Esta serie se dedica, por lo tanto, al orar o, mejor, a algunas de las oraciones de las que nos podemos valer en nuestra especial situación personal y pecadora.

Durante unas cuantas semanas vamos a dedicar esta serie a un gran católico como lo fue, y es, Romano Guardini. En su libro “Cartas sobre la formación de sí mismo” dedica una de ellas a la oración. En tal carta desgrana una serie de oraciones que vale la pena traer aquí. Y así lo haremos, con la ayuda de Dios.

Serie Oraciones – Invocaciones: Romano Guardini: para nuestra comunidad eclesial

Romano Guardini

“Señor, sé Tú el guía de nuestra vida. Haznos libres del egoísmo, de la arrogancia y de las palabras grandilocuentes. Danos una mirada clara para que veamos qué es lo que es lo más importante. Danos una voluntad firme para que podamos llevarlo a la práctica en la vida diaria. Haz que nuestra comunidad lo sea verdaderamente en la lealtad y en la disposición a ayudar. Danos la recta fraternidad. Quita todos los engaños de ella; haz que sea pura y llena de una saludable severidad. Enséñanos a obedecer en libertad a quienes han recibido poder de Ti. Enséñanos a alegrarnos de tu bello mundo, pero a ser austeros y a estar libres de la avaricia y de la sed de placeres. Enséñanos a trabajar con ánimo alegre, pero que tu voluntad nos importe más que toda obra nuestra. Bendícenos, omnipotente Dios, Padre, Hijo y Espíritu Santo”.
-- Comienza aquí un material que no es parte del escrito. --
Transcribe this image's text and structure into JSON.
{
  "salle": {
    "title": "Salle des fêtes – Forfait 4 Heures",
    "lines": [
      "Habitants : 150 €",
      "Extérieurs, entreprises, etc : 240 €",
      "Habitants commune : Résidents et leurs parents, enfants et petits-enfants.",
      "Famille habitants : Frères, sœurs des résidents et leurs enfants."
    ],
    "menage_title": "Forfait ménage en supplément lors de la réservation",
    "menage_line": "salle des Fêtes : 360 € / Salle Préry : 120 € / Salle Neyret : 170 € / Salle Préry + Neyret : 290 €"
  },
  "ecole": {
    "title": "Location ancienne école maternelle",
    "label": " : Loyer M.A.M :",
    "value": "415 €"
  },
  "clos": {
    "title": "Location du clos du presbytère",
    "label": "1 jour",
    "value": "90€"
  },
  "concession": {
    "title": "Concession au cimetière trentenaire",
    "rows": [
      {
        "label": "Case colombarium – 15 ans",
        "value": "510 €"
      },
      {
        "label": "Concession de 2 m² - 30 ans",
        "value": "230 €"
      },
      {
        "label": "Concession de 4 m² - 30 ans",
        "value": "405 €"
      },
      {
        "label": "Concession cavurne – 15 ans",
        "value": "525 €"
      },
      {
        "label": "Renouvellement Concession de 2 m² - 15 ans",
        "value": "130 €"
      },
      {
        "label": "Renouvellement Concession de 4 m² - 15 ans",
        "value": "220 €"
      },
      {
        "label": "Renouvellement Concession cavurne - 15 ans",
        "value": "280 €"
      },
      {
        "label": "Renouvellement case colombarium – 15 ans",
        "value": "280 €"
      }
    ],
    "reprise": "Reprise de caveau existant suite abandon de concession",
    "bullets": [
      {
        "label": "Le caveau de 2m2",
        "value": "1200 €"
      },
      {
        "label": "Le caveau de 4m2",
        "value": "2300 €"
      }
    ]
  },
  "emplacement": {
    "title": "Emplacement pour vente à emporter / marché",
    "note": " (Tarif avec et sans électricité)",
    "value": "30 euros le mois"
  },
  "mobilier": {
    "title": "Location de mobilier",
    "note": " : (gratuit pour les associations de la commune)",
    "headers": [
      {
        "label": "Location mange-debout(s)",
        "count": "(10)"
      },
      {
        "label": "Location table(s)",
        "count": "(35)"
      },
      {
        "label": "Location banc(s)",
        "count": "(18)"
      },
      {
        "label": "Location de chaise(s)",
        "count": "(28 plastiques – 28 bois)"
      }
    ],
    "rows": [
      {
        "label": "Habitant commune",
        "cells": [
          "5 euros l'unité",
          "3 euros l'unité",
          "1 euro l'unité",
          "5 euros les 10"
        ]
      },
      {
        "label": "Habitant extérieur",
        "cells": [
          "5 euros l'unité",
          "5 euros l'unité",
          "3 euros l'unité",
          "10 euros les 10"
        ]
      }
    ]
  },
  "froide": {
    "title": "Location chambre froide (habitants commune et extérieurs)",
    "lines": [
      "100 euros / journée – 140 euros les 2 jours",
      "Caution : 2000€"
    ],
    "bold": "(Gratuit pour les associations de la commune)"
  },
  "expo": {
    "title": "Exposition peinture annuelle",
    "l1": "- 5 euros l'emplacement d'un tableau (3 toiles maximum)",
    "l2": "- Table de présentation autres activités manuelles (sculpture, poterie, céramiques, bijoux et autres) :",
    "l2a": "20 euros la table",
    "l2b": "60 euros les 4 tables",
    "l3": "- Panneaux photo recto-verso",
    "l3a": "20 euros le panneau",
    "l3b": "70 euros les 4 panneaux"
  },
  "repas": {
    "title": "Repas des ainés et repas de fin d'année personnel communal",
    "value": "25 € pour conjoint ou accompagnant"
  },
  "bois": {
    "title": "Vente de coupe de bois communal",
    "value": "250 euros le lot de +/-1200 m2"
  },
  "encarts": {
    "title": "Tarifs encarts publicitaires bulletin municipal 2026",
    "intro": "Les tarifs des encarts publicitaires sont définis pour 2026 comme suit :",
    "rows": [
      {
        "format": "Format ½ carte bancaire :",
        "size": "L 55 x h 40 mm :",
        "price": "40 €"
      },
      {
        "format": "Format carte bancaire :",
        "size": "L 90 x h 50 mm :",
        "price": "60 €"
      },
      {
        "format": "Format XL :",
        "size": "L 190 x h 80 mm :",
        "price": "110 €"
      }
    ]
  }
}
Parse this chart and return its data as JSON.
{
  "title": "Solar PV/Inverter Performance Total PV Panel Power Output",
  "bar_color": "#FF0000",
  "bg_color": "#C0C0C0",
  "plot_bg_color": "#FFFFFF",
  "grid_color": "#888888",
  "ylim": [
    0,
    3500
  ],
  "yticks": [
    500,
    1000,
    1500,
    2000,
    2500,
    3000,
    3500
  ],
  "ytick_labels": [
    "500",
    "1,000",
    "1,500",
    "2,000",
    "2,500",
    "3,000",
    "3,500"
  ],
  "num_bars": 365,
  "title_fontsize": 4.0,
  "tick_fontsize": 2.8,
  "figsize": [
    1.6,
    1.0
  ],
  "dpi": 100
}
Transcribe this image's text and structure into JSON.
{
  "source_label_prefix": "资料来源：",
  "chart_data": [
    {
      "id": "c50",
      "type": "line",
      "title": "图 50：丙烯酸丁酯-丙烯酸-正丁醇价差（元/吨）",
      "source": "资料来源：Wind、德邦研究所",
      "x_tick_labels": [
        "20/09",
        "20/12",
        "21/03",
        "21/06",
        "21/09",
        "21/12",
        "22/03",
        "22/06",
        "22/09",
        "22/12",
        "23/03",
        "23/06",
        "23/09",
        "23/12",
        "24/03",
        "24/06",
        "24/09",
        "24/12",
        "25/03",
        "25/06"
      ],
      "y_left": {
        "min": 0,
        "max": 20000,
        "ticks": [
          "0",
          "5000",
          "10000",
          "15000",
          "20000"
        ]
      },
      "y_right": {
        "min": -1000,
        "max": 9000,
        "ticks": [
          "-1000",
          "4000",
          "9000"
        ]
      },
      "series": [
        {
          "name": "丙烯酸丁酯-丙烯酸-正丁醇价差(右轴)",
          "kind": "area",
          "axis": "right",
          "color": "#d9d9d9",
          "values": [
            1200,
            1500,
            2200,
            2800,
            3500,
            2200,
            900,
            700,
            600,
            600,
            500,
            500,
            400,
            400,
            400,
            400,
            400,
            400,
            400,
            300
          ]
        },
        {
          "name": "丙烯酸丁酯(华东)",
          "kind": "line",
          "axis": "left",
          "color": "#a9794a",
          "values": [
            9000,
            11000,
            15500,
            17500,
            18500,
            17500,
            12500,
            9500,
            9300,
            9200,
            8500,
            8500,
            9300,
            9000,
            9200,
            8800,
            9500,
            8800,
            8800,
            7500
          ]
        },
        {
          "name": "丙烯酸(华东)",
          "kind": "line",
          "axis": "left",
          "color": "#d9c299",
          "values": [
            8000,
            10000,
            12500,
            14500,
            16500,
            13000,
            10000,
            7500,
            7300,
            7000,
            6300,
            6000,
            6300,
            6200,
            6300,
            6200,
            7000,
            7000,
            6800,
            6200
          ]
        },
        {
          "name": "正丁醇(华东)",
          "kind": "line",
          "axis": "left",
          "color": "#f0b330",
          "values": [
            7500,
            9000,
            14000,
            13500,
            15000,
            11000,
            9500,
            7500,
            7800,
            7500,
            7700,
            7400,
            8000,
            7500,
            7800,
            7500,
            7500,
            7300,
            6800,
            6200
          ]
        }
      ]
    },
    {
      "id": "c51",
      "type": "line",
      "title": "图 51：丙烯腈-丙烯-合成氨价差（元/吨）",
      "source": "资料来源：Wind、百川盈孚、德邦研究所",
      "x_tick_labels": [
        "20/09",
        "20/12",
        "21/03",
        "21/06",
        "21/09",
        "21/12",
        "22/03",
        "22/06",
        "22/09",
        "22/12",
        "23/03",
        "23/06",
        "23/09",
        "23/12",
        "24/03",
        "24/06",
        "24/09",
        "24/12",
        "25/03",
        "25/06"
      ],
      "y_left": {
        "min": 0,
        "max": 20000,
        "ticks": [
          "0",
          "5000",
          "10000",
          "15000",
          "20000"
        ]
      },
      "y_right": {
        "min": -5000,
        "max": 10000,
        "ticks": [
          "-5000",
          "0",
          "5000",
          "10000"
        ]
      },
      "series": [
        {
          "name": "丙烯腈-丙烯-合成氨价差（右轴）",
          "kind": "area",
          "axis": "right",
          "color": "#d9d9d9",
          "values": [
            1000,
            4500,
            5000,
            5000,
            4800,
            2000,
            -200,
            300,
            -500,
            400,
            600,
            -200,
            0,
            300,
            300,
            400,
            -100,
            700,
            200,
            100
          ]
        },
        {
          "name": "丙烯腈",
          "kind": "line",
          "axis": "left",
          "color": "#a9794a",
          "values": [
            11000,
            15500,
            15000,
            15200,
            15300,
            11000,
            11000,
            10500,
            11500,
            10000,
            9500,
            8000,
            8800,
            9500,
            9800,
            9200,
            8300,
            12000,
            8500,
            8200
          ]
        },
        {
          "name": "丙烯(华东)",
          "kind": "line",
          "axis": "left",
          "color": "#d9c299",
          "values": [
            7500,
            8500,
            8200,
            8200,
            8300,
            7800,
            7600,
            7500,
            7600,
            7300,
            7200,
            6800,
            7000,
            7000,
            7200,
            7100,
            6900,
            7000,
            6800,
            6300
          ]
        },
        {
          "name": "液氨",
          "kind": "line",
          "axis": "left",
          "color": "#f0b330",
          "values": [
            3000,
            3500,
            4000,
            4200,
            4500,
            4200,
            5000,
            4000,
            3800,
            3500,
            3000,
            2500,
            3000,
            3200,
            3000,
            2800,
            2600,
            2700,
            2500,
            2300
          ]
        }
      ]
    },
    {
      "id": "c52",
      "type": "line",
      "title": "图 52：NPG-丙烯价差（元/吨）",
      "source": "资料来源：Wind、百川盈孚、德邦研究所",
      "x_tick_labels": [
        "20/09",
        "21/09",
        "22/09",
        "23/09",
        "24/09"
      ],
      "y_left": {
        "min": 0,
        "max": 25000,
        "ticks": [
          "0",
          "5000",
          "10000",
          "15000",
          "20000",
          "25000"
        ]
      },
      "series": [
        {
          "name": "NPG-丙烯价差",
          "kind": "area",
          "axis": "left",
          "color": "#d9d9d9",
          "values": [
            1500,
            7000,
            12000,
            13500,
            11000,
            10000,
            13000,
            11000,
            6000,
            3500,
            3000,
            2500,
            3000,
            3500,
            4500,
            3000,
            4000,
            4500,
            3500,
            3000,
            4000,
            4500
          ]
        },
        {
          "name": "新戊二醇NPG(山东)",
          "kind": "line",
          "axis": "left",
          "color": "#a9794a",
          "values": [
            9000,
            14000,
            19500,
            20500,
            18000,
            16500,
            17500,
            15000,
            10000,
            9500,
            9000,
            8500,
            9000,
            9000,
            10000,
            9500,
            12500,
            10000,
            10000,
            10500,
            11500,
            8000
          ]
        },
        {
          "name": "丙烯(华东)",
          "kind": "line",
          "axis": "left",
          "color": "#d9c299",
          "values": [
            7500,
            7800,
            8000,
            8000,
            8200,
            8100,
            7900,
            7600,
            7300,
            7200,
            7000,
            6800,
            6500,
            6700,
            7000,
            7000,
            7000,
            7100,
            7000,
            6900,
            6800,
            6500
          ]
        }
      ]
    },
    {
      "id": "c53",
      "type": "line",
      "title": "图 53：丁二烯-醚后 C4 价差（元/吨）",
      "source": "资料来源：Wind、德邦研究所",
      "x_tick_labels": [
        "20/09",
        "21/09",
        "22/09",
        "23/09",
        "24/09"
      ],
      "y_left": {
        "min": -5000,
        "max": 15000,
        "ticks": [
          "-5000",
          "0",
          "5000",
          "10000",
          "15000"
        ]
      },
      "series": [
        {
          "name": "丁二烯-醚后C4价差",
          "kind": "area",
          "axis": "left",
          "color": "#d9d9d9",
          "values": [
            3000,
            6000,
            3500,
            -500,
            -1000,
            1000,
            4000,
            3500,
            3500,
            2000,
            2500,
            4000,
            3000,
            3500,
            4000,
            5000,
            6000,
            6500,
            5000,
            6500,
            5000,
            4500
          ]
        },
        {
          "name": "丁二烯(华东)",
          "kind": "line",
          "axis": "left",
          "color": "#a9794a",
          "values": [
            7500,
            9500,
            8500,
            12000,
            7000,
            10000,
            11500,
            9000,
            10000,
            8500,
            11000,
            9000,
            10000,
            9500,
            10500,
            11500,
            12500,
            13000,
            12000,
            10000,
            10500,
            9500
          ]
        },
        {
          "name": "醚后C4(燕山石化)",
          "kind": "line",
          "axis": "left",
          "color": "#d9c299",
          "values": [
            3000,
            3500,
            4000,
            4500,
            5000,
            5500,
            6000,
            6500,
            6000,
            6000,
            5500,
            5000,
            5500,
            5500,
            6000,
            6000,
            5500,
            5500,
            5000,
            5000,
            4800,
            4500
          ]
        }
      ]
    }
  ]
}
Los católicos no somos islas. Es cierto que eso es lo que quieren quienes se manifiestan contra nuestra fe pero nosotros sabemos que vivimos, nos movemos y existimos dentro de un grupo, dentro de una comunidad eclesial.

Pues bien, Romano Guardini, después de habernos propuesto oraciones para empezar y acabar el día, para dirigirnos a Dios, a su Espíritu o a la Virgen María, termina este capítulo de su libro “Cartas sobre la formación de sí mismo” con una propuesta de oración importante y que tiene todo que ver con lo que Cristo quiso que fuéremos sus discípulos: uno.